Judge Arthur Wetzel of the Ninth District spoke in support of the bill at Friday’s committee hearing. The needs of juveniles in Hall County currently are not being met sufficiently, he said, but the area does not meet the population threshold for a separate juvenile court.

“We have an overwhelming juvenile population that unfortunately continues to grow and the depth of their crimes and behaviors continue to grow,” Wetzel said. “We’re hoping that if LB81 is passed, the new judge can do … primarily juvenile work to help us provide a better service to the juveniles of Hall County.”
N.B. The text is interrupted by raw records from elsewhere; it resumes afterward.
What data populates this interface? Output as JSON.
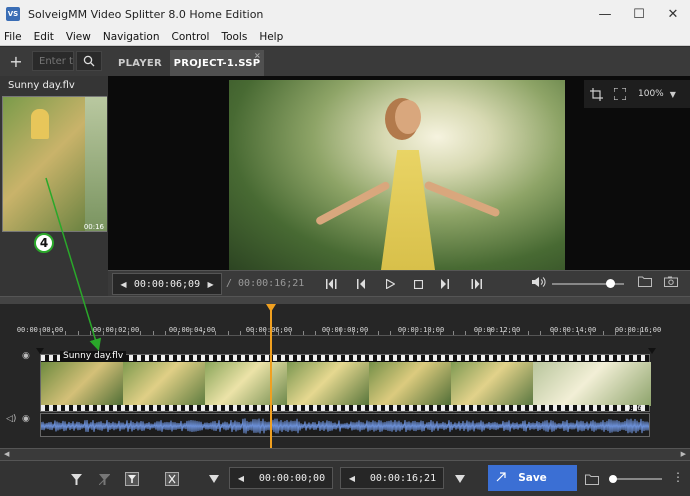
{
  "window": {
    "title": "SolveigMM Video Splitter 8.0 Home Edition",
    "minimize": "—",
    "maximize": "☐",
    "close": "✕"
  },
  "menu": [
    "File",
    "Edit",
    "View",
    "Navigation",
    "Control",
    "Tools",
    "Help"
  ],
  "toolbar": {
    "add_label": "+",
    "search_placeholder": "Enter t",
    "tabs": [
      "PLAYER",
      "PROJECT-1.SSP"
    ],
    "tab_close": "×"
  },
  "media_list": {
    "file_name": "Sunny day.flv",
    "thumb_time": "00:16"
  },
  "step_marker": "4",
  "viewer": {
    "zoom": "100%"
  },
  "transport": {
    "current_time": "00:00:06;09",
    "total_time": "/ 00:00:16;21",
    "volume": 0.8
  },
  "timeline": {
    "tick_labels": [
      "00:00:00;00",
      "00:00:02;00",
      "00:00:04;00",
      "00:00:06;00",
      "00:00:08;00",
      "00:00:10;00",
      "00:00:12;00",
      "00:00:14;00",
      "00:00:16;00"
    ],
    "clip_label": "Sunny day.flv",
    "clip_end_time": "0:16",
    "playhead_seconds": 6.3,
    "duration_seconds": 16.7
  },
  "bottom": {
    "start_time": "00:00:00;00",
    "end_time": "00:00:16;21",
    "save_label": "Save"
  },
  "colors": {
    "accent": "#3b6fd4",
    "playhead": "#f0a020",
    "annotation": "#2aa82a",
    "waveform": "#6b8fd6"
  }
}
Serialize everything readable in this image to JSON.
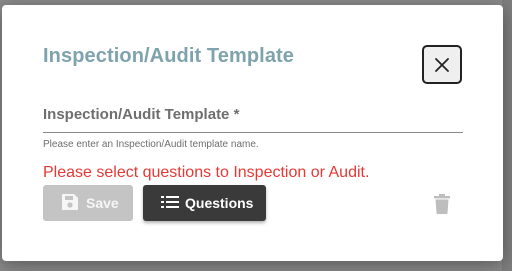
{
  "dialog": {
    "title": "Inspection/Audit Template",
    "close_icon": "close-icon"
  },
  "form": {
    "name_label": "Inspection/Audit Template *",
    "name_value": "",
    "name_helper": "Please enter an Inspection/Audit template name.",
    "error_message": "Please select questions to Inspection or Audit."
  },
  "actions": {
    "save_label": "Save",
    "save_icon": "save-icon",
    "save_disabled": true,
    "questions_label": "Questions",
    "questions_icon": "list-icon",
    "delete_icon": "trash-icon"
  },
  "colors": {
    "title": "#7fa3ad",
    "error": "#e53935",
    "primary_button": "#3a3a3a",
    "disabled_button": "#c4c4c4"
  }
}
Jason Grams, president of the Nebraska State Bar Association, also spoke in support of LB81. Grams said a recent report shows that the Ninth District needs 4.43 judges to address its current caseload. This shortage negatively impacts juveniles waiting for court processing and also creates a considerable cost to counties, he said.

“Providing an adequate level of judicial resources is essential to effectively administering justice and providing meaningful [court] access to the citizens of Nebraska,” Grams said.

No one testified in opposition to the bill. The 108th Nebraska Legislative Session continues Tuesday.